New and used housing is 8.5% more expensive than a year ago, according to the Tinsa IMIE General and Large Markets statistics. Metropolitan areas continue to lead year-on-year increases . In these areas the price of housing has increased by 9.5% in August compared to the previous year, as indicated by the appraiser’s data. It is closely followed by the smaller towns in the interior and on the Atlantic coast, grouped into the rest of the municipalities, where housing has increased in price by 9.2% in the last year.
Below the national average, the average value in capitals and large cities is 7.6% higher than a year ago , followed by the annual increase on the Mediterranean coast, where house prices have grown by 6.8% . Growth is more contained on the islands, where the market remained active after the first impact of the pandemic, and shows an average value 3.5% higher than a year ago.
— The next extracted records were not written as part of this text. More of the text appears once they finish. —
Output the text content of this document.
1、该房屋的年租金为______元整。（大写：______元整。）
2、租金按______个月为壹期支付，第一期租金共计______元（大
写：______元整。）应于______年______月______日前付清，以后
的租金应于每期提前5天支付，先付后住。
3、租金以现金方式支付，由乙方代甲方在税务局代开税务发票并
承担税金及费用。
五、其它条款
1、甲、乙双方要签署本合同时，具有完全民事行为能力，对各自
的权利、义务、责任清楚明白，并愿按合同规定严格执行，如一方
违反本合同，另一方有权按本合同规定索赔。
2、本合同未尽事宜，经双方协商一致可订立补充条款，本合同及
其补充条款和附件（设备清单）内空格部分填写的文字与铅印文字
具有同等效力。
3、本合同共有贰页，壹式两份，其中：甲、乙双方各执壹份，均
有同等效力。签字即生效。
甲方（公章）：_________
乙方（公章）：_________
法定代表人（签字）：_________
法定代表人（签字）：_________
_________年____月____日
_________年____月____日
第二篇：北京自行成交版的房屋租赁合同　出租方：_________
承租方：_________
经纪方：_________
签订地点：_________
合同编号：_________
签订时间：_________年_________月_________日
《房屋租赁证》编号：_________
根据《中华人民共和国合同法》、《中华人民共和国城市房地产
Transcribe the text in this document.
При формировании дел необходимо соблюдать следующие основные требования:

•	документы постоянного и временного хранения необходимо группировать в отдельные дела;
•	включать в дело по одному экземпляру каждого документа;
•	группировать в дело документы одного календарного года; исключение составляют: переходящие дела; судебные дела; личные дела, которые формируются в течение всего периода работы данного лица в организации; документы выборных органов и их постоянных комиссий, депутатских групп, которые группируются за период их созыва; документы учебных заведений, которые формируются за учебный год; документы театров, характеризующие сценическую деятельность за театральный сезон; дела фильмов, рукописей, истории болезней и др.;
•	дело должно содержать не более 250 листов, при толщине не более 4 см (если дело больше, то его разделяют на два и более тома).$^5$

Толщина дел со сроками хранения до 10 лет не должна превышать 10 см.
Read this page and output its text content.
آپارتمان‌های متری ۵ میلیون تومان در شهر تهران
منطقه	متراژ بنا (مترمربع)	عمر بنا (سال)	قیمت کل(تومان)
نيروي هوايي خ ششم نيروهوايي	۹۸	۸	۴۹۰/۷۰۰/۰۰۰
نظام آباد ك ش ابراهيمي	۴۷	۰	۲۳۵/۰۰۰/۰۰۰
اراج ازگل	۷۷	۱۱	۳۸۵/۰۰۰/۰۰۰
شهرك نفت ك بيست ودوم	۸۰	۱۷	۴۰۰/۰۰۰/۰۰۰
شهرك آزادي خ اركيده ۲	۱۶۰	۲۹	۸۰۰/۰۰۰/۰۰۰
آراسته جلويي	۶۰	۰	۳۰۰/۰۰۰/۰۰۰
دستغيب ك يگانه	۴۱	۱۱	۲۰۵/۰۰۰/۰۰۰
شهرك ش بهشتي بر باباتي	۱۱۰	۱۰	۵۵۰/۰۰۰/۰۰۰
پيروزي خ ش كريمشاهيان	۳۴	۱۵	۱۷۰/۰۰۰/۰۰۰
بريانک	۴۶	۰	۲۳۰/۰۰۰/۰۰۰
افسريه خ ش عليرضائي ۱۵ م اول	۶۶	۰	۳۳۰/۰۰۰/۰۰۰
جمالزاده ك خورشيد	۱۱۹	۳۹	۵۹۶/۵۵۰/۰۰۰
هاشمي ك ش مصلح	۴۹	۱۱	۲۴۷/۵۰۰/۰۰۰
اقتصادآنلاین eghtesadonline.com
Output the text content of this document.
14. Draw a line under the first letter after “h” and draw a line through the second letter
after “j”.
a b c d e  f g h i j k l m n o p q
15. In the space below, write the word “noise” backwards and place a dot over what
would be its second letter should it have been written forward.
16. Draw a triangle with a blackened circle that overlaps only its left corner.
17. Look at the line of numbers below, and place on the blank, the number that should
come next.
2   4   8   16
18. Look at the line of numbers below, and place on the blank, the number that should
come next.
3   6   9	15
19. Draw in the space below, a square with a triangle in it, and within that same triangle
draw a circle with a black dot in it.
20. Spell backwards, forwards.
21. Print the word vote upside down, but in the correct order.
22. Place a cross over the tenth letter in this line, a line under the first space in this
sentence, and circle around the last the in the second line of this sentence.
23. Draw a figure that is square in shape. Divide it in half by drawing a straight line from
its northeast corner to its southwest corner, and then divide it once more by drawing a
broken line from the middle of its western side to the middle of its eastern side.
Cristina Arias, director of the Tinsa Studies Service, points out that for the second half of the year “the reduction in the purchasing power of households derived from rising inflation above wage growth, the drop in the confidence index of the consumer in view of the prospects of lower economic growth and the increase in interest rates that makes mortgages more expensive can act as decelerating elements in the growth of the demand for residential products “. In contrast, the expert points out that ” the increase in rental prices derived from the transfer of demand from sale to rental can encourage investment demand.”
The slowdown in demand growth combined with a limited supply exerts, according to Arias, opposing forces on residential prices. “Overall, a gradual slowdown in price growth is expected as households see their purchasing power erode,” she says.
The residential price repeats the break of previous years in the monthly variation and shows in August a brake in the growth trend of prices experienced in previous months, with a decrease of 0.8% compared to July. “This negative monthly variation in August, led by the capitals and large cities and the islands, is recurrent in the price series and therefore has a seasonal component associated with the drop in activity during the holiday period,” explains Arias.
Among the groups analyzed, the largest fall in prices within a scenario of moderate correction was in the capitals and large cities, with a decrease of 0.9% between July and August, followed by the island territories (-0.5% monthly ), where the evolution of prices had been moderating for several months. Only the smallest towns in the interior of the peninsula and on the Atlantic coast slightly increased their average value in August in the monthly rate, by 0.1%.